Three screens, each with quickly changing imagery, spanned an entire wall from floor to ceiling. The 10-minute loop produces a syncopated barrage of light, color and movement: sudden eruptions, languidly swirling liquid, solar systems of spinning dots, disks that materialize and dissipate, pickets that march stolidly across backdrops of whirling circular patterns, an expanding and contracting globe, and bars that stack and unstack are interspersed with the occasional appearance of a mysterious hooded figure. The unpredictability of organic shapes and patterns plays against the comfort of geometry; fast contrasts with slow, and all is enhanced by the cacophony of percussive audio accompaniment.
This complex visual choreography is a masterpiece of editing that draws the eye spontaneously and insistently from one screen to the next. As when watching a firework display, you take in one thing just as another happens. This sensitive timing transports the viewer into a state that is simultaneously satisfying and anticipatory, an effect also achieved by Christian Marclay in his multiscreen Video Quartet (2002).
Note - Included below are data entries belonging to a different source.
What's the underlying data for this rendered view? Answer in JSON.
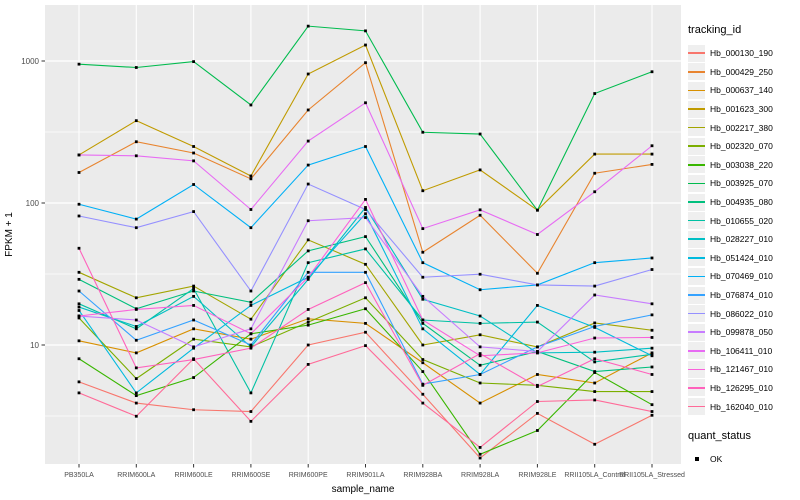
{
  "chart_data": {
    "type": "line",
    "title": "",
    "xlabel": "sample_name",
    "ylabel": "FPKM + 1",
    "x_categories": [
      "PB350LA",
      "RRIM600LA",
      "RRIM600LE",
      "RRIM600SE",
      "RRIM600PE",
      "RRIM901LA",
      "RRIM928BA",
      "RRIM928LA",
      "RRIM928LE",
      "RRII105LA_Control",
      "RRII105LA_Stressed"
    ],
    "y_axis": {
      "scale": "log10",
      "tick_labels": [
        "10",
        "100",
        "1000"
      ],
      "tick_values": [
        10,
        100,
        1000
      ],
      "minor_values": [
        3.162,
        31.62,
        316.2
      ],
      "ylim": [
        1.45,
        2280
      ]
    },
    "legend": {
      "title": "tracking_id",
      "quant_title": "quant_status",
      "quant_items": [
        {
          "label": "OK",
          "marker": "black-square"
        }
      ]
    },
    "style": {
      "panel_bg": "#EBEBEB",
      "grid_color": "#FFFFFF",
      "tick_color": "#333333",
      "tick_label_color": "#4D4D4D",
      "point_color": "#000000"
    },
    "series": [
      {
        "name": "Hb_000130_190",
        "color": "#F8766D",
        "values": [
          5.5,
          3.9,
          3.5,
          3.4,
          10,
          12.3,
          4.5,
          1.6,
          3.3,
          2.0,
          3.2
        ]
      },
      {
        "name": "Hb_000429_250",
        "color": "#E8842F",
        "values": [
          164,
          270,
          225,
          148,
          452,
          973,
          45,
          82,
          32,
          162,
          187
        ]
      },
      {
        "name": "Hb_000637_140",
        "color": "#D89000",
        "values": [
          10.7,
          8.8,
          13,
          11,
          15.3,
          14.2,
          7.5,
          3.9,
          6.2,
          5.4,
          8.8
        ]
      },
      {
        "name": "Hb_001623_300",
        "color": "#C09B00",
        "values": [
          218,
          380,
          250,
          155,
          810,
          1296,
          122,
          171,
          89,
          221,
          221
        ]
      },
      {
        "name": "Hb_002217_380",
        "color": "#A3A500",
        "values": [
          32.5,
          21.5,
          26,
          15.2,
          55,
          37,
          10,
          11.8,
          9.7,
          14.3,
          12.7
        ]
      },
      {
        "name": "Hb_002320_070",
        "color": "#7CAE00",
        "values": [
          15.5,
          5.8,
          11,
          9.7,
          14.5,
          21.5,
          7.9,
          5.4,
          5.2,
          4.7,
          4.7
        ]
      },
      {
        "name": "Hb_003038_220",
        "color": "#39B600",
        "values": [
          8.0,
          4.4,
          5.9,
          12,
          13.8,
          18,
          6.5,
          1.7,
          2.5,
          6.4,
          3.8
        ]
      },
      {
        "name": "Hb_003925_070",
        "color": "#00BB4E",
        "values": [
          950,
          900,
          990,
          490,
          1760,
          1630,
          315,
          306,
          89,
          590,
          840
        ]
      },
      {
        "name": "Hb_004935_080",
        "color": "#00BF7D",
        "values": [
          29,
          18,
          24,
          20,
          46,
          58,
          14.2,
          7.2,
          9.0,
          6.5,
          7.0
        ]
      },
      {
        "name": "Hb_010655_020",
        "color": "#00C1A3",
        "values": [
          19.5,
          13,
          25,
          4.6,
          38,
          47.5,
          15,
          14.2,
          14.5,
          7.6,
          8.6
        ]
      },
      {
        "name": "Hb_028227_010",
        "color": "#00BFC4",
        "values": [
          18.5,
          13.5,
          22,
          9.7,
          29,
          93,
          21,
          16,
          8.8,
          8.9,
          9.5
        ]
      },
      {
        "name": "Hb_051424_010",
        "color": "#00BADE",
        "values": [
          17.5,
          4.6,
          9.5,
          19,
          30,
          84,
          13,
          6.2,
          19,
          13.3,
          8.4
        ]
      },
      {
        "name": "Hb_070469_010",
        "color": "#00B0F6",
        "values": [
          98,
          77,
          135,
          67,
          185,
          250,
          38,
          24.5,
          26.5,
          38,
          41
        ]
      },
      {
        "name": "Hb_076874_010",
        "color": "#35A2FF",
        "values": [
          24,
          10.8,
          15,
          10,
          32.5,
          32.5,
          5.3,
          6.2,
          9.7,
          13.5,
          16.3
        ]
      },
      {
        "name": "Hb_086022_010",
        "color": "#9590FF",
        "values": [
          81,
          67,
          87,
          24,
          136,
          90,
          30,
          31.5,
          26.5,
          26,
          34
        ]
      },
      {
        "name": "Hb_099878_050",
        "color": "#C77CFF",
        "values": [
          16,
          15,
          9.7,
          13,
          75,
          79,
          22,
          9.7,
          9.0,
          22.5,
          19.5
        ]
      },
      {
        "name": "Hb_106411_010",
        "color": "#E76BF3",
        "values": [
          218,
          215,
          198,
          90,
          273,
          508,
          66,
          89.5,
          60,
          120,
          253
        ]
      },
      {
        "name": "Hb_121467_010",
        "color": "#FA62DB",
        "values": [
          16,
          17.8,
          19,
          12,
          30,
          106,
          15,
          8.4,
          8.8,
          11.2,
          11.3
        ]
      },
      {
        "name": "Hb_126295_010",
        "color": "#FF62BC",
        "values": [
          48,
          6.9,
          7.9,
          9.5,
          17.8,
          27.5,
          5.2,
          8.7,
          5.1,
          8.0,
          6.2
        ]
      },
      {
        "name": "Hb_162040_010",
        "color": "#FF6A98",
        "values": [
          4.6,
          3.15,
          8.0,
          2.9,
          7.3,
          9.9,
          3.9,
          1.9,
          4.0,
          4.1,
          3.4
        ]
      }
    ]
  }
}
At the Whitney, a large gallery encouraged viewing Raumlichtkunst from a distance. However, at the Tate Modern (where the piece is on view through May 2013), the installation is in a narrow exhibition space-and much more effective. Situated so close to the screens, viewers feel less like observers and more like part of the action; with lights and animated objects aiming directly at them, or sucking them in, it is a truly immersive experience.
Fischinger was motivated by German film director Walter Ruttmann, whose 1921 presentations of abstract film were accompanied by live music. While no record exists of the specific music Fischinger used, he wrote that it should be “a tapestry of sound . . . that delivers rhythmic and dynamic intensifications and can induce dance ecstasy.” The choice of compositions by Edgard Varèse and John Cage-made by the Center for
Visual Music in Los Angeles, which re-created and digitized Raumlichtkunst-is apt. Fischinger met Varèse and Cage in America, where he emigrated during the Nazi regime, and it was he who in part inspired them to incorporate a wider range of noise and silence into their compositions.
That Fischinger was also a successful painter accounts for the high level of compositional awareness that imbues his animated work with surprising poetry. Had he only painted, he might have introduced indications of movement into his canvases; instead his animations of spirals and moirés made with wax anticipate the movement that Pollock and de Kooning put in their paintings a generation later. Fischinger believed in “a music of the visual world,” and discovered a way to make it graphically evident.
Photo: Oskar Fischinger: Raumlichtkunst, 1926/2012, three-screen projection, 35mm film transferred to HD video, 10-minute loop; at the Whitney Museum.